Build fluency in the vocabulary of finding the maximum contiguous-subarray sum in a single linear pass.
0 / 5 completed
1 / 5
A teammate explains that an algorithm finds the maximum sum of any contiguous subarray in a single linear pass, by tracking the best sum ending at the current position and resetting it whenever the running sum would drop below starting fresh. What algorithm is being described?
Kadane's algorithm is exactly this: it finds the maximum sum of any contiguous subarray in a single linear pass by tracking the best sum ending at the current position, resetting that running sum to start fresh whenever continuing it would produce a smaller value than starting over. A hash collision is an unrelated hash-table concept about two keys sharing a bucket. This track-best-sum-ending-here approach is exactly why Kadane's algorithm solves maximum-subarray-sum in linear rather than quadratic or cubic time.
2 / 5
During a design review, the team uses Kadane's algorithm to find the most profitable contiguous stretch of days in a large sales-history array, specifically so the answer is computed in one pass instead of checking every possible stretch. Which capability does this provide?
Kadane's algorithm here provides linear-time computation of the maximum contiguous-subarray sum, since only the best sum ending at each position needs to be tracked and reset when it goes negative. Checking every possible contiguous stretch's sum individually takes quadratic time at minimum, which becomes impractical on a large sales-history array.

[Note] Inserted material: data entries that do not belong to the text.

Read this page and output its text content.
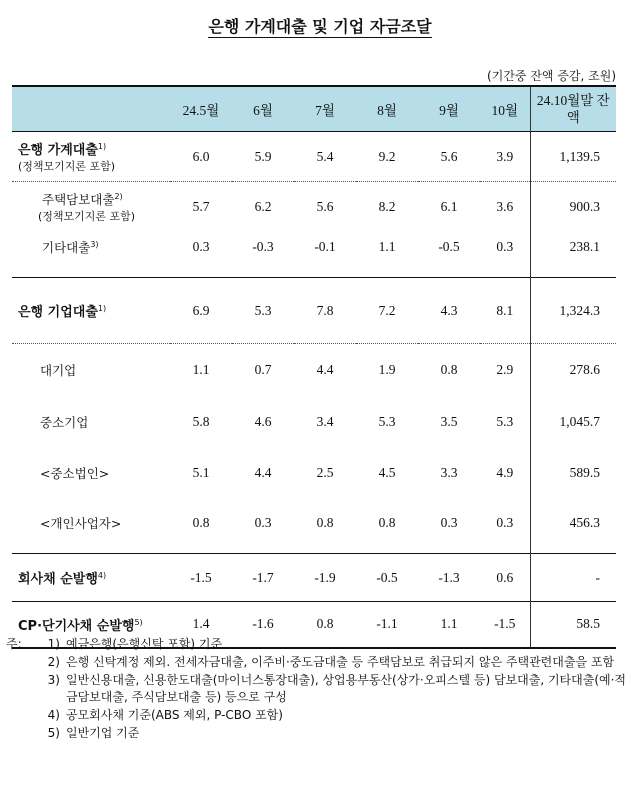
은행 가계대출 및 기업 자금조달
(기간중 잔액 증감, 조원)
	24.5월	6월	7월	8월	9월	10월	24.10월말 잔액

은행 가계대출$^{1)}$
(정책모기지론 포함)	6.0	5.9	5.4	9.2	5.6	3.9	1,139.5

주택담보대출$^{2)}$
(정책모기지론 포함)	5.7	6.2	5.6	8.2	6.1	3.6	900.3
기타대출$^{3)}$	0.3	-0.3	-0.1	1.1	-0.5	0.3	238.1

은행 기업대출$^{1)}$	6.9	5.3	7.8	7.2	4.3	8.1	1,324.3
대기업	1.1	0.7	4.4	1.9	0.8	2.9	278.6
중소기업	5.8	4.6	3.4	5.3	3.5	5.3	1,045.7
<중소법인>	5.1	4.4	2.5	4.5	3.3	4.9	589.5
<개인사업자>	0.8	0.3	0.8	0.8	0.3	0.3	456.3

회사채 순발행$^{4)}$	-1.5	-1.7	-1.9	-0.5	-1.3	0.6	-
CP·단기사채 순발행$^{5)}$	1.4	-1.6	0.8	-1.1	1.1	-1.5	58.5
주:	1) 예금은행(은행신탁 포함) 기준
2) 은행 신탁계정 제외. 전세자금대출, 이주비·중도금대출 등 주택담보로 취급되지 않은 주택관련대출을 포함
3) 일반신용대출, 신용한도대출(마이너스통장대출), 상업용부동산(상가·오피스텔 등) 담보대출, 기타대출(예·적금담보대출, 주식담보대출 등) 등으로 구성
4) 공모회사채 기준(ABS 제외, P-CBO 포함)
5) 일반기업 기준
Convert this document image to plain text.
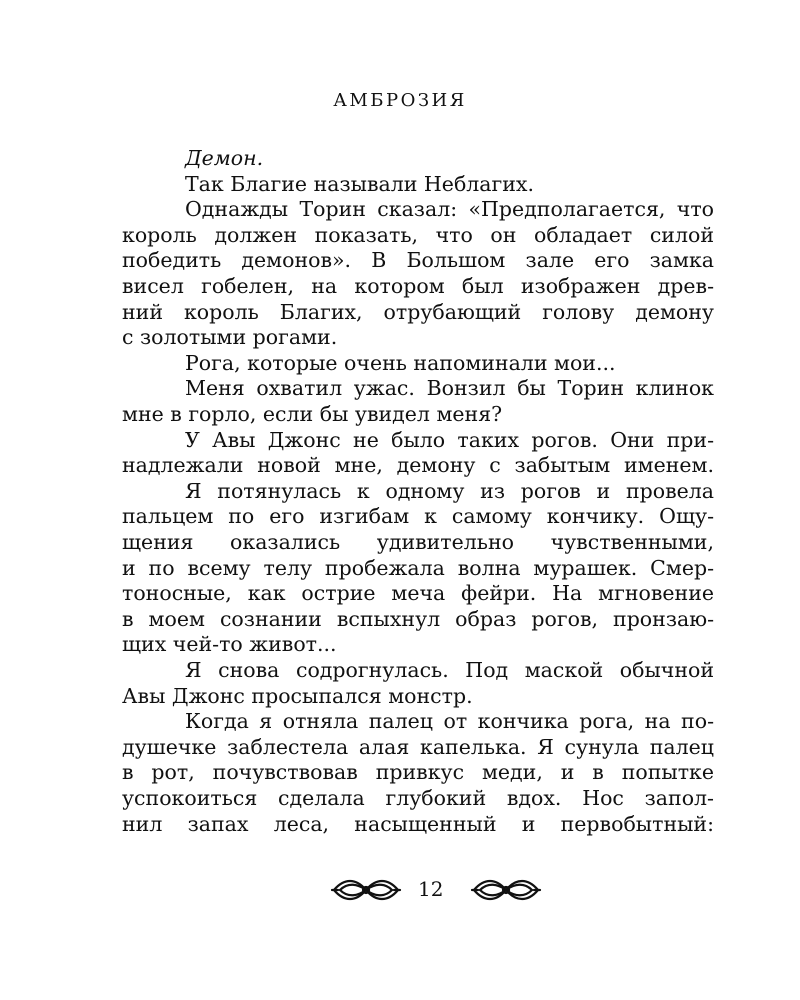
АМБРОЗИЯ
Демон.
Так Благие называли Неблагих.
Однажды Торин сказал: «Предполагается, что
король должен показать, что он обладает силой
победить демонов». В Большом зале его замка
висел гобелен, на котором был изображен древ-
ний король Благих, отрубающий голову демону
с золотыми рогами.
Рога, которые очень напоминали мои...
Меня охватил ужас. Вонзил бы Торин клинок
мне в горло, если бы увидел меня?
У Авы Джонс не было таких рогов. Они при-
надлежали новой мне, демону с забытым именем.
Я потянулась к одному из рогов и провела
пальцем по его изгибам к самому кончику. Ощу-
щения оказались удивительно чувственными,
и по всему телу пробежала волна мурашек. Смер-
тоносные, как острие меча фейри. На мгновение
в моем сознании вспыхнул образ рогов, пронзаю-
щих чей-то живот...
Я снова содрогнулась. Под маской обычной
Авы Джонс просыпался монстр.
Когда я отняла палец от кончика рога, на по-
душечке заблестела алая капелька. Я сунула палец
в рот, почувствовав привкус меди, и в попытке
успокоиться сделала глубокий вдох. Нос запол-
нил запах леса, насыщенный и первобытный:
12
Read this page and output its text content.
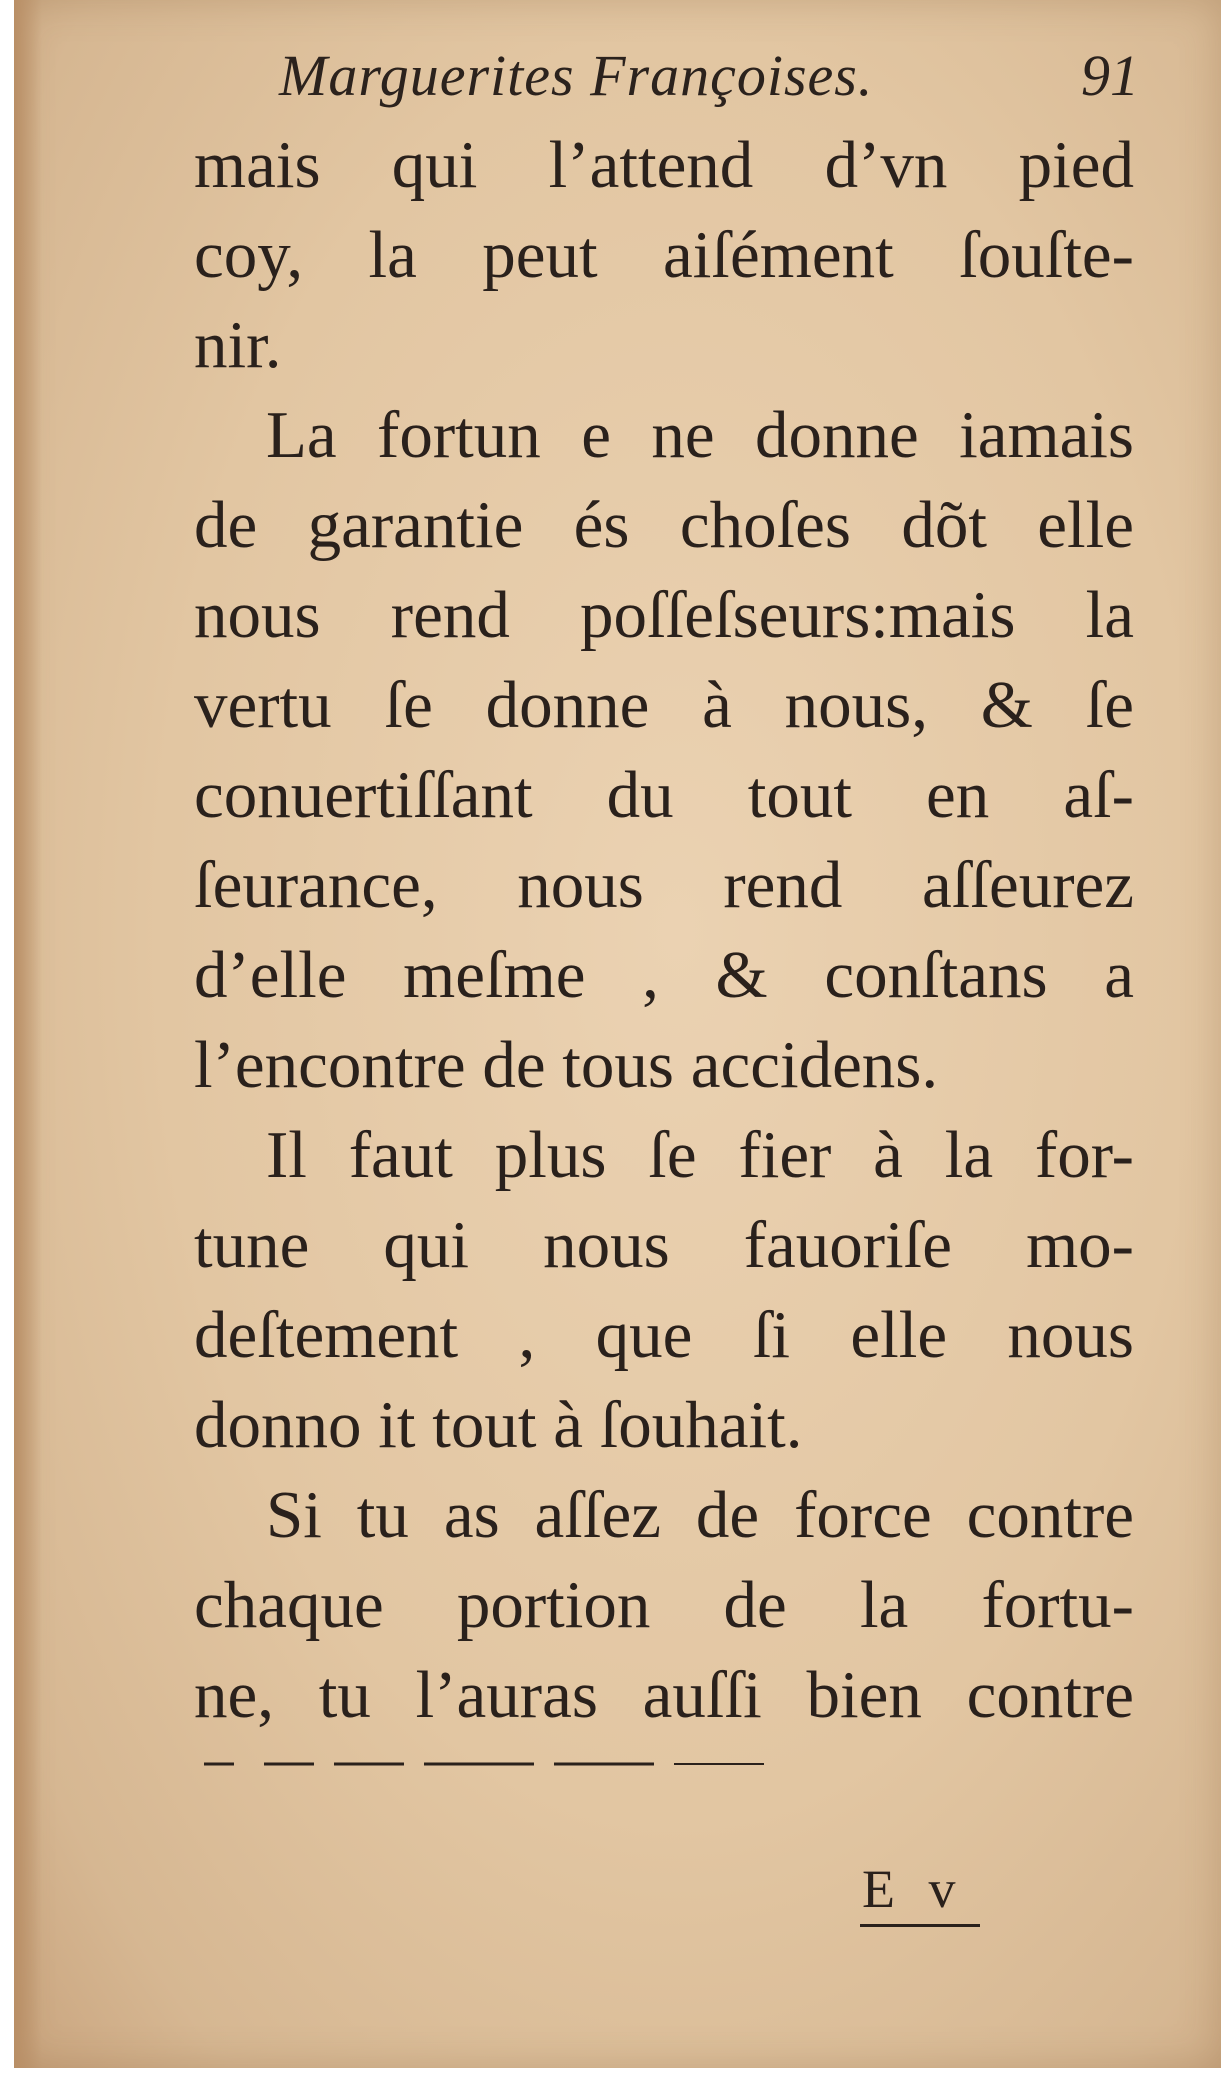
Marguerites Françoises.	91
mais qui l’attend d’vn pied
coy, la peut aiſément ſouſte-
nir.
La fortun e ne donne iamais
de garantie és choſes dõt elle
nous rend poſſeſseurs:mais la
vertu ſe donne à nous, & ſe
conuertiſſant du tout en aſ-
ſeurance, nous rend aſſeurez
d’elle meſme , & conſtans a
l’encontre de tous accidens.
Il faut plus ſe fier à la for-
tune qui nous fauoriſe mo-
deſtement , que ſi elle nous
donno it tout à ſouhait.
Si tu as aſſez de force contre
chaque portion de la fortu-
ne, tu l’auras auſſi bien contre
E v
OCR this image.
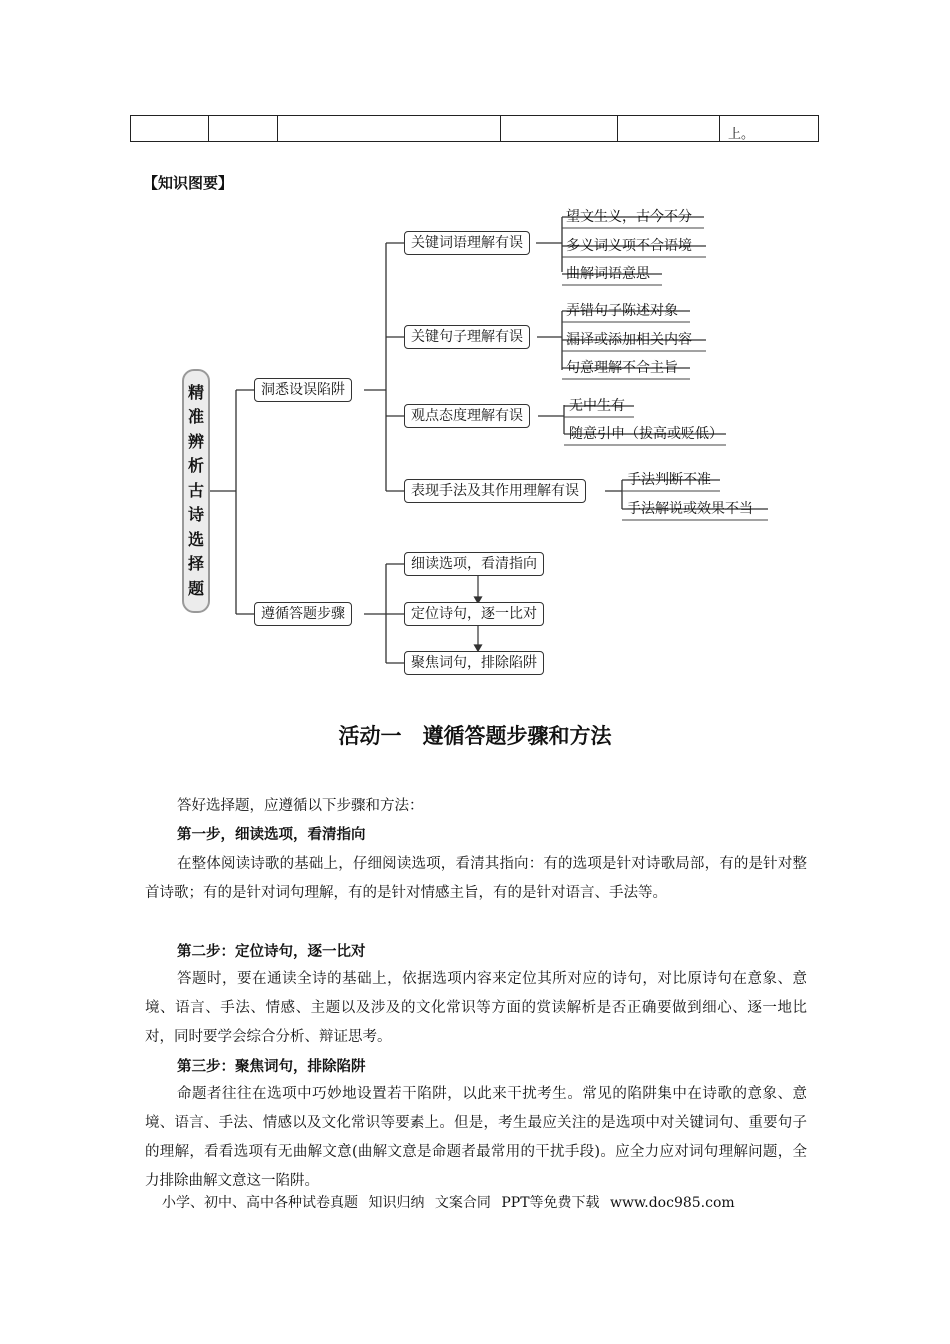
					上。
【知识图要】
精
准
辨
析
古
诗
选
择
题
洞悉设误陷阱
遵循答题步骤
关键词语理解有误
关键句子理解有误
观点态度理解有误
表现手法及其作用理解有误
望文生义，古今不分
多义词义项不合语境
曲解词语意思
弄错句子陈述对象
漏译或添加相关内容
句意理解不合主旨
无中生有
随意引申（拔高或贬低）
手法判断不准
手法解说或效果不当
细读选项，看清指向
定位诗句，逐一比对
聚焦词句，排除陷阱
活动一　遵循答题步骤和方法
答好选择题，应遵循以下步骤和方法：
第一步，细读选项，看清指向
在整体阅读诗歌的基础上，仔细阅读选项，看清其指向：有的选项是针对诗歌局部，有的是针对整首诗歌；有的是针对词句理解，有的是针对情感主旨，有的是针对语言、手法等。
第二步：定位诗句，逐一比对
答题时，要在通读全诗的基础上，依据选项内容来定位其所对应的诗句，对比原诗句在意象、意境、语言、手法、情感、主题以及涉及的文化常识等方面的赏读解析是否正确要做到细心、逐一地比对，同时要学会综合分析、辩证思考。
第三步：聚焦词句，排除陷阱
命题者往往在选项中巧妙地设置若干陷阱，以此来干扰考生。常见的陷阱集中在诗歌的意象、意境、语言、手法、情感以及文化常识等要素上。但是，考生最应关注的是选项中对关键词句、重要句子的理解，看看选项有无曲解文意(曲解文意是命题者最常用的干扰手段)。应全力应对词句理解问题，全力排除曲解文意这一陷阱。
小学、初中、高中各种试卷真题 知识归纳 文案合同 PPT等免费下载 www.doc985.com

This track-and-reset-one-running-sum behavior is exactly why Kadane's algorithm is favored for maximum-subarray-sum problems over large datasets.
3 / 5
In a code review, a dev notices a function computes the most profitable contiguous stretch of days by summing every possible starting-and-ending pair of indices in nested loops, instead of using Kadane's algorithm to track one running sum in a single pass. What does this represent?
This is a missed Kadane's-algorithm opportunity, since tracking one running sum in a single pass would find the same maximum in linear time instead of the nested loops' quadratic time. A cache eviction policy is an unrelated concept about discarded cache entries. This nested-loop-over-every-pair pattern is exactly the kind of avoidable quadratic cost a reviewer flags once the array is expected to be large.
4 / 5
An incident report shows the sales-analysis job timed out on a year's worth of daily data, because it summed every possible starting-and-ending index pair in nested loops to find the most profitable stretch. What practice would prevent this?
Rewriting the computation using Kadane's algorithm lets the maximum contiguous sum be found by tracking one running sum in a single linear pass. Continuing to sum every possible starting-and-ending index pair in nested loops regardless of how much data must be analyzed is exactly what caused the timeout described in this incident. This single-pass-running-sum approach is the standard fix once nested-loop enumeration is confirmed to be too slow.
5 / 5
During a PR review, a teammate asks why the team reaches for Kadane's algorithm instead of the straightforward nested-loop enumeration of every subarray, given that the nested-loop version is easier to verify by inspection. What is the reasoning?
Kadane's algorithm trades a bit of conceptual subtlety around resetting the running sum for a guaranteed linear running time, while nested-loop enumeration is easier to verify but runs in quadratic time on large arrays. This is exactly why Kadane's algorithm is favored once arrays can be large, while nested-loop enumeration remains acceptable only for small, throwaway inputs where quadratic time is negligible.